Sie sind dann später von der Humboldt-Universität in Berlin nach Groningen in den Niederlanden zu Hans Heinz Holz gewechselt. Warum?

Sahra Wagenknecht: Damals hatten alle Professoren an den ostdeutschen Unis Angst, entlassen zu werden. Die Ost-Universitäten wurden, wie das so schön hieß, evaluiert, und die Betreuung einer Arbeit über Karl Marx konnte schnell das berufliche Aus bedeuten.

In Groningen wird deutsche Philosophie auf Deutsch gelehrt, was ja auch sinnvoll ist, da sich Hegel sowieso kaum übersetzen lässt. Ich hatte alle Scheine beisammen und alle Prüfungen hinter mir und musste nur noch meine Abschlussarbeit schreiben. An der Groninger Uni hatte man zu Marx ein ganz entspanntes Verhältnis, und Hans Heinz Holz war ein renommierter Hegelforscher. So war das einfach eine gute Gelegenheit, das Thema zu wählen, das ich gerne wollte, nämlich das Verhältnis des jungen Marx zu Hegel.

Was interessierte Sie daran so besonders?

Sahra Wagenknecht: Ich finde, dass Hegel in der Rezeption, vor allem der eher links geprägten, Unrecht getan wird. Der junge Marx ist noch der unfertige Marx, der sich von Hegel loslösen, mitunter auch freikämpfen musste, weil er etwas Eigenständiges vorlegen wollte. Deswegen ist Hegel an einigen Stellen von ihm stärker kritisiert worden, als das meines Erachtens angemessen ist.

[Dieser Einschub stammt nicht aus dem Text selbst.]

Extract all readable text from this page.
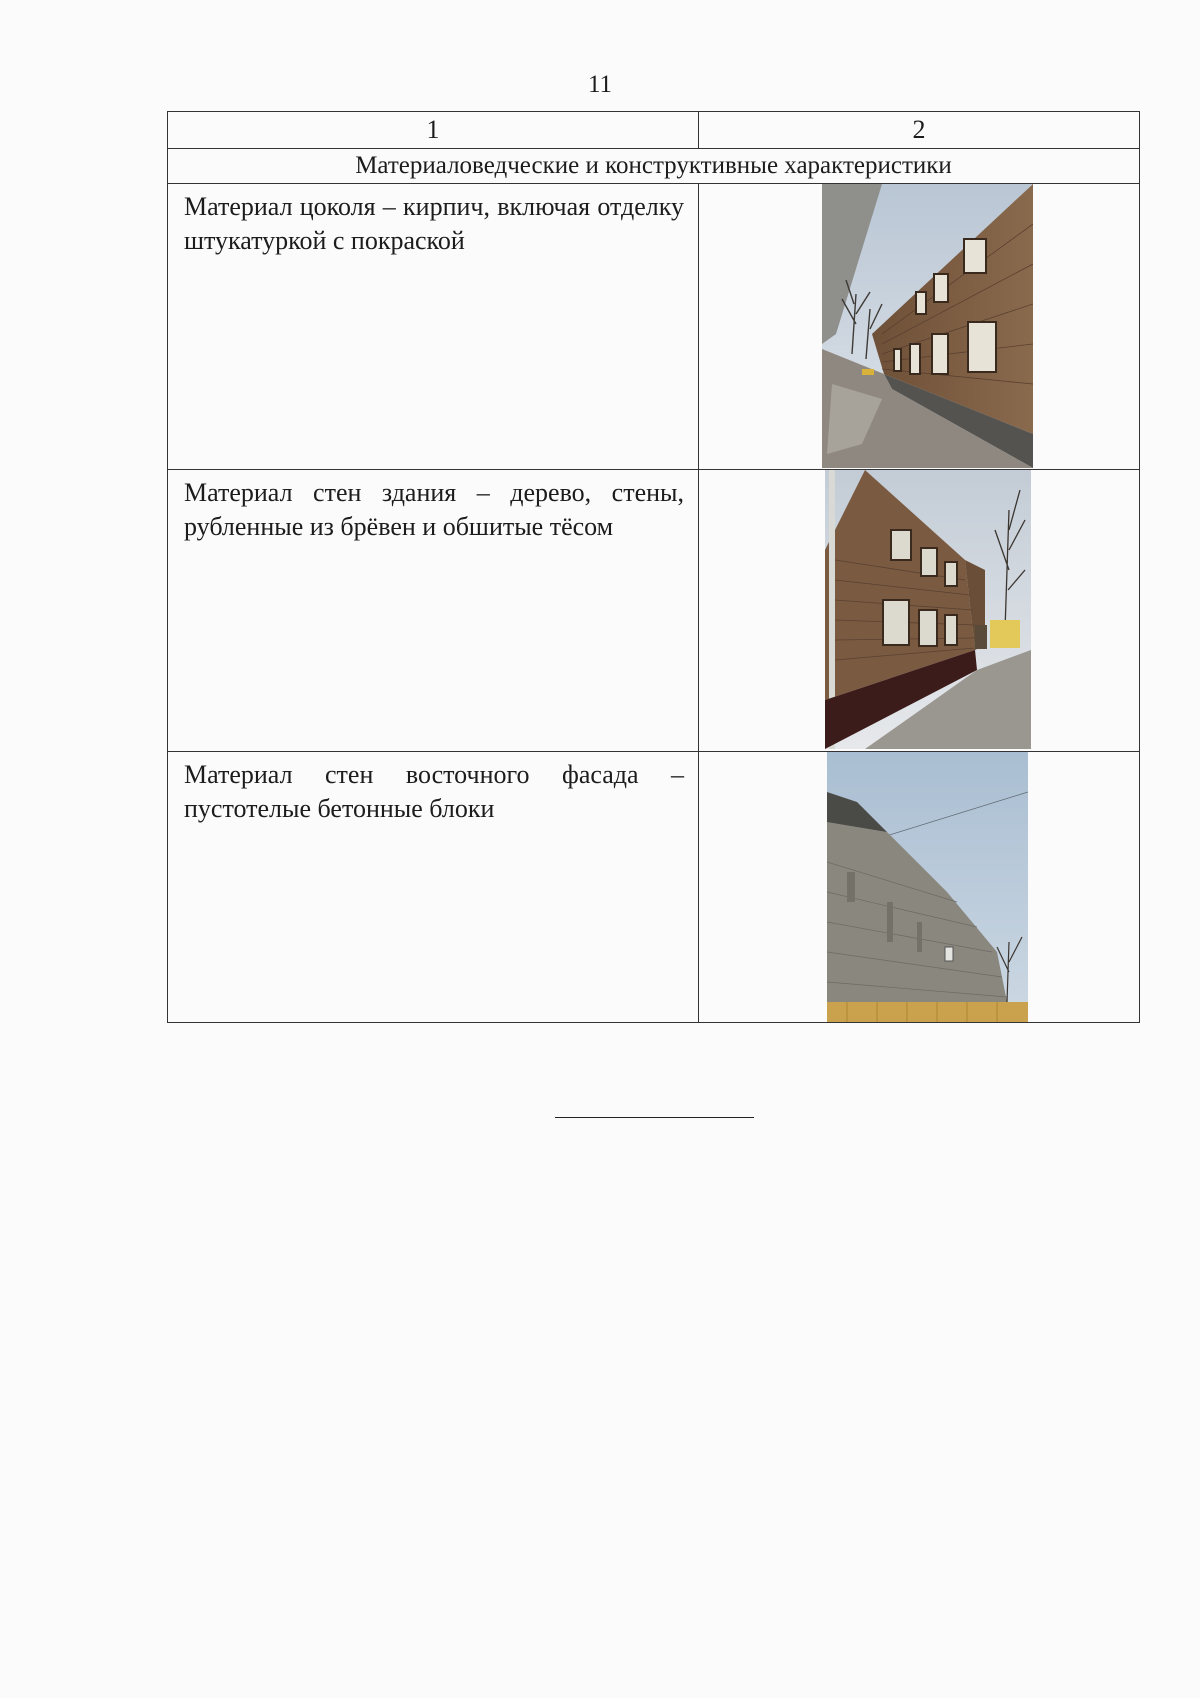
11
1	2
Материаловедческие и конструктивные характеристики	
Материал цоколя – кирпич, включая отделку штукатуркой с покраской	

Материал стен здания – дерево, стены, рубленные из брёвен и обшитые тёсом	

Материал стен восточного фасада – пустотелые бетонные блоки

Ich habe versucht herauszuarbeiten, an welchen Stellen Hegel tatsächlich mehr recht hatte als der junge Marx, wobei der ältere Marx das an vielen Stellen auch schon wieder anders gesehen hat.

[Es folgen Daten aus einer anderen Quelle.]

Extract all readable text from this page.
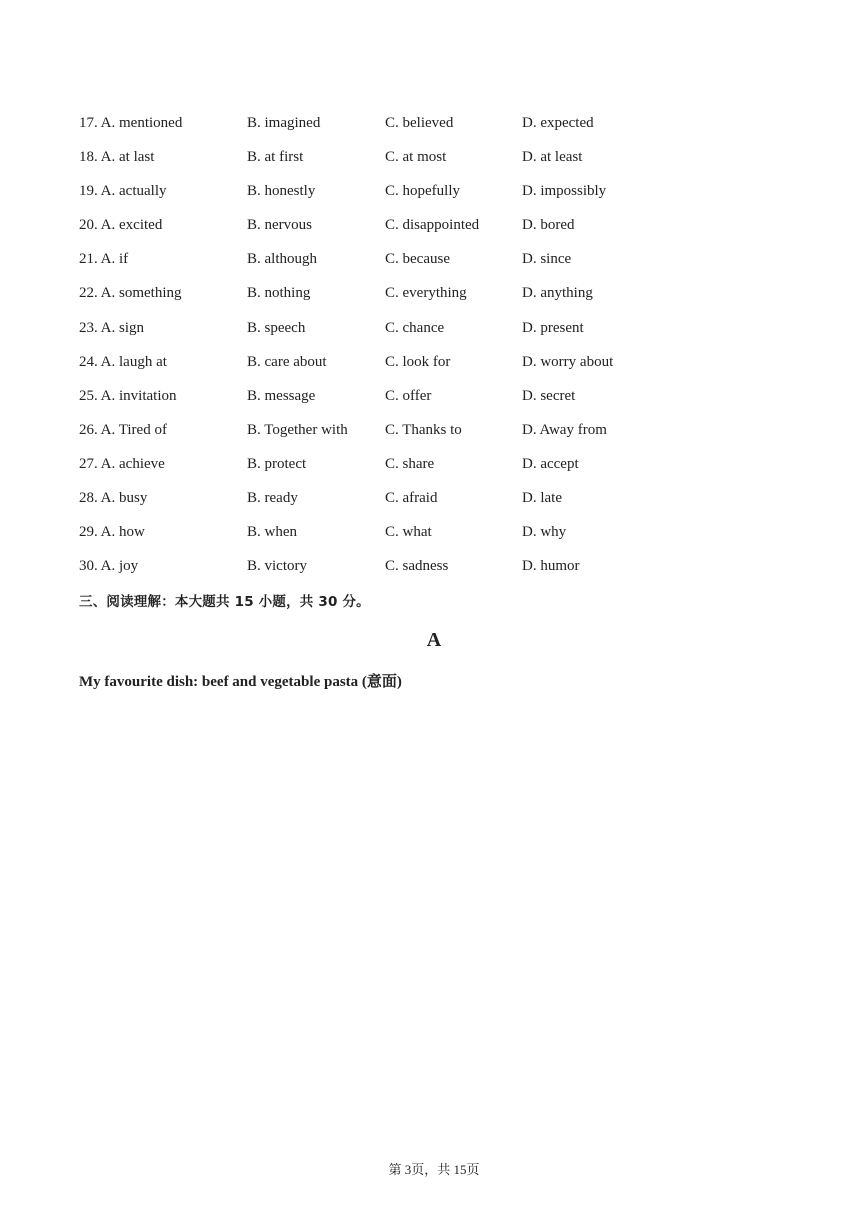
17. A. mentioned	B. imagined	C. believed	D. expected
18. A. at last	B. at first	C. at most	D. at least
19. A. actually	B. honestly	C. hopefully	D. impossibly
20. A. excited	B. nervous	C. disappointed	D. bored
21. A. if	B. although	C. because	D. since
22. A. something	B. nothing	C. everything	D. anything
23. A. sign	B. speech	C. chance	D. present
24. A. laugh at	B. care about	C. look for	D. worry about
25. A. invitation	B. message	C. offer	D. secret
26. A. Tired of	B. Together with C. Thanks to	D. Away from
27. A. achieve	B. protect	C. share	D. accept
28. A. busy	B. ready	C. afraid	D. late
29. A. how	B. when	C. what	D. why
30. A. joy	B. victory	C. sadness	D. humor
三、阅读理解：本大题共 15 小题，共 30 分。
A
My favourite dish: beef and vegetable pasta (意面)
第 3页，共 15页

Da könnte man aber sagen, das ist eine abgehobene Fragestellung.

Sahra Wagenknecht: Die Frage ist doch, was ist abgehoben? Philosophie ist immer ein bisschen abgehoben, wenn man das so nennen will. Aber ich finde, dass Philosophie eben auch bedeutet, über sehr allgemeine Zusammenhänge nachzudenken. Es geht bei der Hegel-Rezeption von Karl Marx um wissenschaftliche Methodologie, also etwa um das, was man damals unter Dialektik verstand. Das wurde oft mit der Formel "These, Antithese, Synthese" oder "A, nicht A und dann kommt irgendein Gemisch von beidem" banalisiert. Das sah Hegel ganz anders. Sein 'übergreifendes Allgemeines' ist eine sehr interessante philosophische Kategorie, weil sie ihr Gegenteil enthält, ohne eine kompromisslerisch dumme Beliebigkeit zu werden.

Das ist auch eine politische Frage, weil es einen Unterschied macht, ob ich beliebig bin und einfach keine Meinung habe und dann immer mit einem billigen Sowohl-als-auch argumentiere, um bei allen anzukommen und nirgends anzuecken. Oder ob ich mit einer klaren Überzeugung von einer bestimmten Position durchaus sehe, dass die gegenteilige Meinung auch eine Teilwahrheit enthält, vielleicht einen bestimmten Aspekt der ganzen Wahrheit, der es verdient, ernst genommen zu werden. Letztlich geht es darum, stets daran zu arbeiten, Einseitigkeit zu vermeiden und immer für möglich zu halten, dass auch die eigene Wahrheit nur eine Teilwahrheit ist. Dann bleibt man offen und kann sich auch weiterentwickeln, wenn es überzeugende Argumente gibt.